Contextual Essay - Progress:

For my contextual studies essay, I will be exploring Czechoslovakian new wave cinema and the obscure ways in which the texts are constructed while reflecting the society of the time. Through my research, I will also be looking at the impact that the society and political state had on the movement and Czechoslovakian cinema in general.

The three Czechoslovakian new wave texts that I have chosen to focus on particularly are: Dasies (1966), The Firemen's Ball (1967) and Valerie and her Week of Wonders (1970). I have chosen these texts because I think that they are some of the most interesting and obscure texts of the Czech new wave movement.
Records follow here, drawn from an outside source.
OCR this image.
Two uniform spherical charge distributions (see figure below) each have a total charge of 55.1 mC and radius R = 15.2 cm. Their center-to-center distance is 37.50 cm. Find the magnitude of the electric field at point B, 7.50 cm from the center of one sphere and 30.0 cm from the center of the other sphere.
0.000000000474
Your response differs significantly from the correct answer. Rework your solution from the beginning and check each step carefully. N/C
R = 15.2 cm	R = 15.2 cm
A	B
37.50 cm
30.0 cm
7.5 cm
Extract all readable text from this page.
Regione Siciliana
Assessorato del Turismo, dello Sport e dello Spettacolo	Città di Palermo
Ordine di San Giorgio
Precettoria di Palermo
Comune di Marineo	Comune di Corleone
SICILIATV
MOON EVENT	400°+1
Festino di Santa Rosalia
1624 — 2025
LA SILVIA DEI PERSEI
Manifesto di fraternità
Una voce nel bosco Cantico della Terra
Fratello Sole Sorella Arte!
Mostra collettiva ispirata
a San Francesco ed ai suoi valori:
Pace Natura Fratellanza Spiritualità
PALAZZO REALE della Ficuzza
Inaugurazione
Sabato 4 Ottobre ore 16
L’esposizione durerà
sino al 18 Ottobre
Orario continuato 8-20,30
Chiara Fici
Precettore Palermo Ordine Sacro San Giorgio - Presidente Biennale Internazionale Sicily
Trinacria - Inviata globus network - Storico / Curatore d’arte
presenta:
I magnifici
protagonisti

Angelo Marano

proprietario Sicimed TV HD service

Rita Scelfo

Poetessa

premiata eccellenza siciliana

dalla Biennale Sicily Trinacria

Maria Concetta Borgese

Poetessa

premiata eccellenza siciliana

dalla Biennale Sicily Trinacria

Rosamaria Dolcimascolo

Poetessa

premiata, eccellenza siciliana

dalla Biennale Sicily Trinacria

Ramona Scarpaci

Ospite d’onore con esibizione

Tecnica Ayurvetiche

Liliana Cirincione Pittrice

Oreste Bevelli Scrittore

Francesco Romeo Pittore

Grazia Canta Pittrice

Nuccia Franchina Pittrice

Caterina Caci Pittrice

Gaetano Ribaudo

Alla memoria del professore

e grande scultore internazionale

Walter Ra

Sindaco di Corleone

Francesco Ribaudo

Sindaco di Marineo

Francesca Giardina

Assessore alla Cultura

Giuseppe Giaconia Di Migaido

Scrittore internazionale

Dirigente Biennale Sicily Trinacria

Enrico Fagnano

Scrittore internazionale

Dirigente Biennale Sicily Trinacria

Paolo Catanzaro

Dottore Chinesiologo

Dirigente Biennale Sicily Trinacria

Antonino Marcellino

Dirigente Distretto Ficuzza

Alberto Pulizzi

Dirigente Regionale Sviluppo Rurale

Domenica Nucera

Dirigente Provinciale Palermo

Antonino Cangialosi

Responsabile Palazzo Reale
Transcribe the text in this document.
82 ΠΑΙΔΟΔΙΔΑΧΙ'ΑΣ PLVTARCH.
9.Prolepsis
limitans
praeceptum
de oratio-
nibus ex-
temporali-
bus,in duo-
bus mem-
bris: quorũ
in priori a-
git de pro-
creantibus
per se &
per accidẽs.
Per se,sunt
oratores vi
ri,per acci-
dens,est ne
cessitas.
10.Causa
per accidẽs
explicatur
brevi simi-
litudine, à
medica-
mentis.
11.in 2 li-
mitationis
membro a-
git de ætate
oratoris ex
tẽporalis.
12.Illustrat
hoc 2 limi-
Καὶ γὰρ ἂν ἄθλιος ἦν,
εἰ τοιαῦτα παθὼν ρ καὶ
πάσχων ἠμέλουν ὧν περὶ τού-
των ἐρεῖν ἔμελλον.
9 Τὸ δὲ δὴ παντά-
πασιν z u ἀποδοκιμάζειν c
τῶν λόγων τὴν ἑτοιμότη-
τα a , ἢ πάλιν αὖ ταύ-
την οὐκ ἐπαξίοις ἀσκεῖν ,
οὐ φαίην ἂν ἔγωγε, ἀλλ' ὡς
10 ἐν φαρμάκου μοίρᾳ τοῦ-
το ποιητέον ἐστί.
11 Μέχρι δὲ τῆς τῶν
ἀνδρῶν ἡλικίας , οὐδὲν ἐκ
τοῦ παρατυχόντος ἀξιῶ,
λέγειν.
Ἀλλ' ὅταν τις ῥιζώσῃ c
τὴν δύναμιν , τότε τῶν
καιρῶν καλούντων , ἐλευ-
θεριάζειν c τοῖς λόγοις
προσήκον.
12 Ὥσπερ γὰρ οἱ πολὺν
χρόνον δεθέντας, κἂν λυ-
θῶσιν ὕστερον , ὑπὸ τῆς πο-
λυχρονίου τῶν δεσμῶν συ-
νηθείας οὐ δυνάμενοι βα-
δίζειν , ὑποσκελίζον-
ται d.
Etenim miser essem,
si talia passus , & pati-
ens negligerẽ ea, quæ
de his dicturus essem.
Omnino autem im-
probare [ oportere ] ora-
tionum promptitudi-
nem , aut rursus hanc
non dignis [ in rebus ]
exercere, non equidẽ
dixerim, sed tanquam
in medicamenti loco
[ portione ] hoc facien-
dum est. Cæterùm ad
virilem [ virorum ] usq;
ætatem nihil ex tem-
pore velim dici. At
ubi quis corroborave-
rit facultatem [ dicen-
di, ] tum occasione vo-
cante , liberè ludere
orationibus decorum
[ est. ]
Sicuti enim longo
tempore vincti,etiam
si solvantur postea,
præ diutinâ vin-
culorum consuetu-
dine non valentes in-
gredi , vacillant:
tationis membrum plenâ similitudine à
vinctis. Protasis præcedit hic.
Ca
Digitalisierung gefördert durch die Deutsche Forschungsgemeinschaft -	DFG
Czechoslovakia in the 1940s was suffering the impact and aftermath of the second world war, meaning that there was a sudden influx in films being produced - although the control of the Soviet Union over the Czech government meant that all media content had to through public censorship checks before they could be fully released. During this time the Czech approach to society and creativity was forced to disappear and was replaced by the soviet cultural policies of the SU, however, in the following years Czechoslovak started to gain recognition and the Czech film industry was given its first Academy Award (for A Shop on Main Street (1965) directed by Jan Kadar and Elmar Klos). (HAMES, 2005)

Surrealism was a great influence to how the Czech film makers encoded, directed and produced their texts. (OWENS, 2011)

The 1966 new wave film Dasies, directed by Vera Chytilova, is a very obscure and controversial text in its portrayal of women who seemingly have no purpose to their lives and export the manners and kindness/love and admiration so that they can eat or dine and continue to live their care free lives. This text is known to be a strong example of surrealist cinema and coming from a director who's won awards and respect for producing feminist works its a very strange and confusing text. 


The narrative of the text has been encoded with various creative and almost hypnotic or confusing types of editing, including overlaying black and white clips of film with reds, blues and occasionally even a rainbow assortment of colour over top. These outcomes were often due to the experimentation that the films editor did on the reels of footage, occasionally the colours and effects weren't intended but they decided to keep them in the finished text as they ended up looking creative and interesting when spliced together during production.